Say it to make it true

Again and again and again in recent months I have been noting the need for oration to make a more forceful comeback, which is I hope going to be, as I have said, a purpose of this blog. I'm hoping to as much as possible present writers who give strong readings, and I continue to be more concretely convinced of this necessity and of how much can be learned and imparted through it.

The lecture I attended tonight was a prime example of a speaker's much needed taking of a class in public speaking. While the presenter, who I shall hold anonymous (I'm building, not tearing down after all), was competent, insightful to a point, and exceedingly familiar with the material (as was I), I could not help but feel that his combination of largely rudimentary points could have come across more strongly if he were an effective orator.

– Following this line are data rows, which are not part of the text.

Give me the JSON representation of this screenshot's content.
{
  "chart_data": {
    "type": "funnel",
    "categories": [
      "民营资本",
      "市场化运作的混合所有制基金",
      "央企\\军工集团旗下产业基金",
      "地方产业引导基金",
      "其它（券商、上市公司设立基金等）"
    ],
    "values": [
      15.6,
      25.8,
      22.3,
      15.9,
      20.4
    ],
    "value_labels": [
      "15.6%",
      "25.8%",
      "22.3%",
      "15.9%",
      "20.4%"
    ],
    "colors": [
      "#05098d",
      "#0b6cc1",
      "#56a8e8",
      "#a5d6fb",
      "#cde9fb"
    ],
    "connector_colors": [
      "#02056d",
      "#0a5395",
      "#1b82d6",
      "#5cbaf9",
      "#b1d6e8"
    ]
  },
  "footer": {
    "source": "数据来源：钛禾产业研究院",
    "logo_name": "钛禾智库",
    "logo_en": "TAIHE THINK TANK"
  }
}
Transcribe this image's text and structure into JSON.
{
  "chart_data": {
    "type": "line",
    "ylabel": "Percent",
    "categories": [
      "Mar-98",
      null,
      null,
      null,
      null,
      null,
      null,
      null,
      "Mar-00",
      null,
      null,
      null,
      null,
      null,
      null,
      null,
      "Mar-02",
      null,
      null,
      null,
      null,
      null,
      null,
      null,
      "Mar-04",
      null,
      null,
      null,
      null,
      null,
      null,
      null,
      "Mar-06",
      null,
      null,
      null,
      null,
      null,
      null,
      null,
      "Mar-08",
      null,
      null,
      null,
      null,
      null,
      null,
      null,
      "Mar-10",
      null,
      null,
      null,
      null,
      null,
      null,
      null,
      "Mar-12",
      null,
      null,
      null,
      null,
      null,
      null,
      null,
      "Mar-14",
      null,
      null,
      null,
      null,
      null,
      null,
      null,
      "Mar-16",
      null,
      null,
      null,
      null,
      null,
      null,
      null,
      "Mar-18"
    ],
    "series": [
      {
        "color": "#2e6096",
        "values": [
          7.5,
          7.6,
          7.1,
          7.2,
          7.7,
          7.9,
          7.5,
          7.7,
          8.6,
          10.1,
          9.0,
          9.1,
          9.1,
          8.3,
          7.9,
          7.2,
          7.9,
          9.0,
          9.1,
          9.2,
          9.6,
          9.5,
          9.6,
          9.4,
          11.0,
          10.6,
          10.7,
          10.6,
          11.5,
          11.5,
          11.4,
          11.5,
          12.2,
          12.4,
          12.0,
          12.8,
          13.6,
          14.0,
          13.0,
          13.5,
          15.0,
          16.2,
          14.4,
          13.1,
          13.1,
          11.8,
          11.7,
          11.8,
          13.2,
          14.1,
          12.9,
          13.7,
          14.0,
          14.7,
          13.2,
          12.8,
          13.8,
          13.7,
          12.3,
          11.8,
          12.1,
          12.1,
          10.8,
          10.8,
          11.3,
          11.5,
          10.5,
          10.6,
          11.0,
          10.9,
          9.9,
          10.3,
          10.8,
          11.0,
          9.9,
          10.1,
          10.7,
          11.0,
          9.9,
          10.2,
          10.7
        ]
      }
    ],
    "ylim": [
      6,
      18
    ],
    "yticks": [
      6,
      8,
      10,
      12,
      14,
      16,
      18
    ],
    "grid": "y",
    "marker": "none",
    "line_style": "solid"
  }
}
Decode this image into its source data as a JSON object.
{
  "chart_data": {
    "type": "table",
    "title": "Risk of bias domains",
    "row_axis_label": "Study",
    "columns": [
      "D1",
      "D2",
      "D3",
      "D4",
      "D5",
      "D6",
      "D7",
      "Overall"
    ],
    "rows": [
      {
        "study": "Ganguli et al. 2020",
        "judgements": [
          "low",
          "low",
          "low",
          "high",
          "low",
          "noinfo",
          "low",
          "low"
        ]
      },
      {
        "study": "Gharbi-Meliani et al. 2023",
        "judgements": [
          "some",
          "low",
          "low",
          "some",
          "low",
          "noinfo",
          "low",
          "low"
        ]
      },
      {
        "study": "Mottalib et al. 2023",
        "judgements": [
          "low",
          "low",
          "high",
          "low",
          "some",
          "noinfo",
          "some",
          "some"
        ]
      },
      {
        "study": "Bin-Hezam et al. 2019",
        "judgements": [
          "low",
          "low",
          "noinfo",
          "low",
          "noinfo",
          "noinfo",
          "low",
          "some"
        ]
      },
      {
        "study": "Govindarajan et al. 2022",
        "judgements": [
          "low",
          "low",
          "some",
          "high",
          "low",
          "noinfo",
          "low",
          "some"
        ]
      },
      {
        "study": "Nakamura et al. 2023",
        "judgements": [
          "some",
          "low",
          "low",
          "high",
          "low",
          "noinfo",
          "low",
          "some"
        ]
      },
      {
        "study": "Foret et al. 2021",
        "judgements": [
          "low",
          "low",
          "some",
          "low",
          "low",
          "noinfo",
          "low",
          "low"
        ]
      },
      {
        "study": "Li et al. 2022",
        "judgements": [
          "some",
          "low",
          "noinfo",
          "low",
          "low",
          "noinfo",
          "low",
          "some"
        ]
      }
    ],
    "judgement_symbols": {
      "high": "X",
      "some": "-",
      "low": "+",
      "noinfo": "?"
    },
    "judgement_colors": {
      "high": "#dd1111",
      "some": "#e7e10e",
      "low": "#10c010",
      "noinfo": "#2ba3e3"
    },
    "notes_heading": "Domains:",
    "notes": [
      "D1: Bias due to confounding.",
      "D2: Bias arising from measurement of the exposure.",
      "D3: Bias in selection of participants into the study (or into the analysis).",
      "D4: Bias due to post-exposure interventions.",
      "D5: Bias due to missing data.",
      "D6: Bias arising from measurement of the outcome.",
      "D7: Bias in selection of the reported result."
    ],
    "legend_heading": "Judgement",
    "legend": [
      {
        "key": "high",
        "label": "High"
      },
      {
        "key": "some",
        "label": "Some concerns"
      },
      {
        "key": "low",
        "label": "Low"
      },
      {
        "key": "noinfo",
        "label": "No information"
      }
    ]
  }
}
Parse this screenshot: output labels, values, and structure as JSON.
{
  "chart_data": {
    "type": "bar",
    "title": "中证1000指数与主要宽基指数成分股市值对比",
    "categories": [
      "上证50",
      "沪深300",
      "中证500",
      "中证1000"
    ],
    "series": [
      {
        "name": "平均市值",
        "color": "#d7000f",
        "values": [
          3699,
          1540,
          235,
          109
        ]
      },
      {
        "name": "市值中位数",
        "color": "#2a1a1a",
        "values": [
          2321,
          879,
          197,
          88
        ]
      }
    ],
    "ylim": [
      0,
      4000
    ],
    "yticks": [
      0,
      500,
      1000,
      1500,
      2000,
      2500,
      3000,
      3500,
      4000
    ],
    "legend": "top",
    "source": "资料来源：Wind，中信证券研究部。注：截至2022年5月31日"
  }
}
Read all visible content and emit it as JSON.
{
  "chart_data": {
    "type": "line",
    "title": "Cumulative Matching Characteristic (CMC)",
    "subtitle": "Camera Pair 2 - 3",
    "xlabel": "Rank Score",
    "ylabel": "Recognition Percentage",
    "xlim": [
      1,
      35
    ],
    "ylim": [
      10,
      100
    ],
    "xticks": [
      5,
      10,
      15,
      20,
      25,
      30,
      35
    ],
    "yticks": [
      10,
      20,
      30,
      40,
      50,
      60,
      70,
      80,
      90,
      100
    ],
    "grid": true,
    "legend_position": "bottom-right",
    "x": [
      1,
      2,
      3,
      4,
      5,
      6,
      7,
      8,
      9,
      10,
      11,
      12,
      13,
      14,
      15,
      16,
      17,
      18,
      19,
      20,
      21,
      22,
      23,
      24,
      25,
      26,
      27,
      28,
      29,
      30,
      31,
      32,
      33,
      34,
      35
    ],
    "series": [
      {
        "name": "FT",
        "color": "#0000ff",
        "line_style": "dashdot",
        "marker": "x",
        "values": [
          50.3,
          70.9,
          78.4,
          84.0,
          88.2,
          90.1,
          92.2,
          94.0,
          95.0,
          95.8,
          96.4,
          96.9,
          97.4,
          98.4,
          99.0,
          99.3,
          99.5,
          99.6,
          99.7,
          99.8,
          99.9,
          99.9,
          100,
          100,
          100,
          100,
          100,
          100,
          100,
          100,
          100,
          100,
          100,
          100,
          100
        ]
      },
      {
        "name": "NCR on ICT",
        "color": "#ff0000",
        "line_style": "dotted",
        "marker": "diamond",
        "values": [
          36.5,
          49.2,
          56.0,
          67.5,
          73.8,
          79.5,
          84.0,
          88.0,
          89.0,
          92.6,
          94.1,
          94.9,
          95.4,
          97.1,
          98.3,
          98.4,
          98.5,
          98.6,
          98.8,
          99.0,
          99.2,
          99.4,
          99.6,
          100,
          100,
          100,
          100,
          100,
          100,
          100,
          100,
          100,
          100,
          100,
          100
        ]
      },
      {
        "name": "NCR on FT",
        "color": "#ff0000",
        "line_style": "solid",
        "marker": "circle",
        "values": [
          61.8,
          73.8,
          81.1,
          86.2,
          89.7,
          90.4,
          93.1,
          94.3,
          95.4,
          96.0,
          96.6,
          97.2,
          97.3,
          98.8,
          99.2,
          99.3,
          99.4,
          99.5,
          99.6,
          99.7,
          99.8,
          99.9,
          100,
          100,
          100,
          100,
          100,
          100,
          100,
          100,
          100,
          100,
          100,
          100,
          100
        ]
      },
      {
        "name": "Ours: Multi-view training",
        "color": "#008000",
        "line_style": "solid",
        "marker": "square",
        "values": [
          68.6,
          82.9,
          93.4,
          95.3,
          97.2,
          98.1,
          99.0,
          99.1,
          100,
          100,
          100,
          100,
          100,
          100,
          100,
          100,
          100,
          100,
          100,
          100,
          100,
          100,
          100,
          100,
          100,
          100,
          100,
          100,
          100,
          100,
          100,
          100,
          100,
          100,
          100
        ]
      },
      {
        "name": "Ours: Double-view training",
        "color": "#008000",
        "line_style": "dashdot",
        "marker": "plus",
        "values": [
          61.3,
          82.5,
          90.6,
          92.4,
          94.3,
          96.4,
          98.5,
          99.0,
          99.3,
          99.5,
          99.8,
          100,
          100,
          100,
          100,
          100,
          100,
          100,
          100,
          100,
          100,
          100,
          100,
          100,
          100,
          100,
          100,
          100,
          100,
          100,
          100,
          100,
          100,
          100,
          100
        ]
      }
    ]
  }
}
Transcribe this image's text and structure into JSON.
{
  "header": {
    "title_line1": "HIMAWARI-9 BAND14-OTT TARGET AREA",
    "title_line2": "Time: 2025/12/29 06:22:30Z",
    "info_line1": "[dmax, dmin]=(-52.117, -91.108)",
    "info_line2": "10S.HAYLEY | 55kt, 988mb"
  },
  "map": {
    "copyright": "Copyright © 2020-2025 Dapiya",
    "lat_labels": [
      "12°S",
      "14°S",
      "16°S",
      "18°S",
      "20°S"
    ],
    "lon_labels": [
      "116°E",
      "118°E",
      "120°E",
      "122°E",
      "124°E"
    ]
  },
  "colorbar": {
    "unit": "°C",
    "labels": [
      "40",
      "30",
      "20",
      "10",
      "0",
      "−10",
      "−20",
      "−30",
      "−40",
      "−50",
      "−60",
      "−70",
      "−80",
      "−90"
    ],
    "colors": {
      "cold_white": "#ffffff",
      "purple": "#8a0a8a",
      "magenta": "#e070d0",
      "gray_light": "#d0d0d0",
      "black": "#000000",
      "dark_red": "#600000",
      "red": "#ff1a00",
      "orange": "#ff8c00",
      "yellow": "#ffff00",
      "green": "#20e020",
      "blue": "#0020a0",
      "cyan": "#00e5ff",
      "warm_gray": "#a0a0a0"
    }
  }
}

Now while I suppose on some level his being a scholar may allow for the less than evocative presentation, his confuddlement (confounded + befuddled) at the slow egress of the audience as he pushed into his first and then second hour is less avowable. Perhaps this is simply my infamiliarity with NYC free lectures, but you begin taking up that much time without being compelling beyond the subject matter then there are going to be folk walking out. Just the way it is. Thinking about some of the readings I'd seen in the last few years which really made me into the oration-fascist I am slowly becoming: Sam Delaney, Jessica Hagadorn, Leslie Lee, , Thom Metzger, Greg Pardlo (some of the those the blog was not timely enough for), in comparison to the reading tonight, I saw too that there is a lack of completeness in poor oration.

Too not have spent the time going over, even once inside your head, that which you plan to vocalize to an audience, you are not considering the reader/listener as a component in your work. You are leaving out the notion of audience and at that point everything you write becomes an exercise in self-satisfaction. Thinking back on it now, this was one of my greatest dissatisfactions with open-mics: that a majority of the work, and the entire purpose of readings, was an endevour self-gratification.

So please, take the time, read it outload. Stand in front of the mirror, hide under blankets, go off and find a cave behind the house, just pop those lips a bit (or as my brother likes to say, "lick some spit").